Quando um determinado material psíquico é conscientizado e reconhecido como recordação de vivências pessoais, este registro mnemónico é de nature­za psicológica.

Mas, se o material psíquico conscientizado não diz respeito à nossa experiência pessoal, estamos perante um fenômeno parapsicológico denominado de criptomnésia. Tal fato é uma evidência de que tudo o que está no psiquismo in­consciente nem sempre passou, antes, pelo psiquismo consciente. A criptomnésia, portanto, é memória parapsicológica.

Por outro lado, podemos também exteriorizar conteúdos psíquicos diretamente do inconsciente para o mundo exterior, sem que a nossa consciência to­me conhecimento do material exportado. Ou seja, podemos psiquicamente influir sobre outras pessoas sem que o saibamos.

 

PSI TETA: APENAS UMA HIPÓTESE

 

Inadvertidamente, alguns parapsicólogos, deixando-se trair por suas preferências religiosas, passaram a incluir, na classificação oficial da Para­psicologia, um outro tipo de fenômeno – o psi-teta.

Trata-se, no entanto, de um lamentável equívoco, visto que o psi-te­ta não é um fenômeno, mas uma hipótese, mediante a qual se pretende provar que certos fenômenos paranormais são produzidos por Espíritos. Ora, como a Parapsicologia tem por objeto os fenômenos incomuns da mente humana, a questão da so­brevivência se situa fora do seu domínio fenomenológico, podendo, no entanto, constituir-se em matéria de especulação interdisciplinar. Logo, não há fenôme­nos psi-teta e, assim, é um erro inadmissível colocar uma hipótese que nem se­quer é científica ao lado de fatos comprovados em laboratório, como a telepatia, a clarividência, a precognição e a psicocinesia.

Em trabalho anterior (1), já havíamos advertido:

 

“Nada obsta que, pessoalmente, o parapsicólogo possa interessar-se pela intervenção dos espíritos desencarnados na vida material. Porém, lhe é vedado misturar suas crenças particulares com os objetivos da Parapsicologia, utilizando-se dessa ciência para fazer proselitismo religioso ou filosófico. A finalidade da Parapsicologia não é provar ou negar a hipótese da sobrevivência, conquanto possa, indiretamente, contribuir para a sua discussão”.

 

ENRIQUECIMENTO FENOMENOLÕGICO

 

Definido, a partir de agora, o papel do inconsciente na gênese dos fenômenos paranormais, proporemos o enquadramento teórico de alguns dos fenômenos admitidos pela Metapsíquica no modelo oficial da Parapsicologia. Para isso, no entanto, é necessário distribuí-los nas modalidades de psi-gama e psi-kapa, considerando-os como simples formas de manifestação dos fenômenos paranormais.

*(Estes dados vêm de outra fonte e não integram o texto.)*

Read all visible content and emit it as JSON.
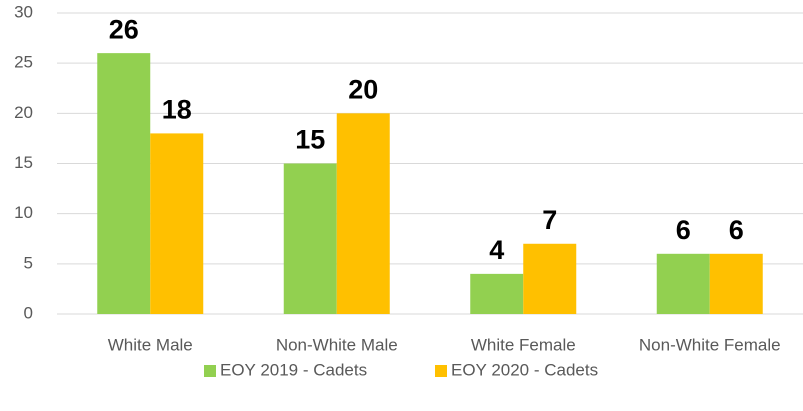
{
  "chart_data": {
    "type": "bar",
    "categories": [
      "White Male",
      "Non-White Male",
      "White Female",
      "Non-White Female"
    ],
    "series": [
      {
        "name": "EOY 2019 - Cadets",
        "color": "#92d050",
        "values": [
          26,
          15,
          4,
          6
        ]
      },
      {
        "name": "EOY 2020 - Cadets",
        "color": "#ffc000",
        "values": [
          18,
          20,
          7,
          6
        ]
      }
    ],
    "ylim": [
      0,
      30
    ],
    "yticks": [
      0,
      5,
      10,
      15,
      20,
      25,
      30
    ],
    "grid": true,
    "legend": "bottom"
  }
}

Ressalte-se, por fim, que esse enquadramento é uma mera proposta de aproveitamento fenomenológico, não importando na admissão imediata daqueles fenômenos no domínio da Parapsicologia. Somente alguns deles apresentam, no momento, condições razoáveis de reconhecimento, carecendo de novos experimentos laboratoriais, seja com a utilização do método quantitativo-estatístico-matemático, seja com o emprego do método qualitativo.

Se utilizarmos, exclusivamente, o método quantitativo-estatístico-matemático, amesquinharemos o âmbito da pesquisa parapsicológica pela redução de sua área experimental.

Do mesmo modo se empregarmos, unicamente, o método qualitativo, empobreceremos, perigosamente, o rigor da investigação científica com o risco de comprometer a seriedade e a confiabilidade da Parapsicologia no seu status de ciência.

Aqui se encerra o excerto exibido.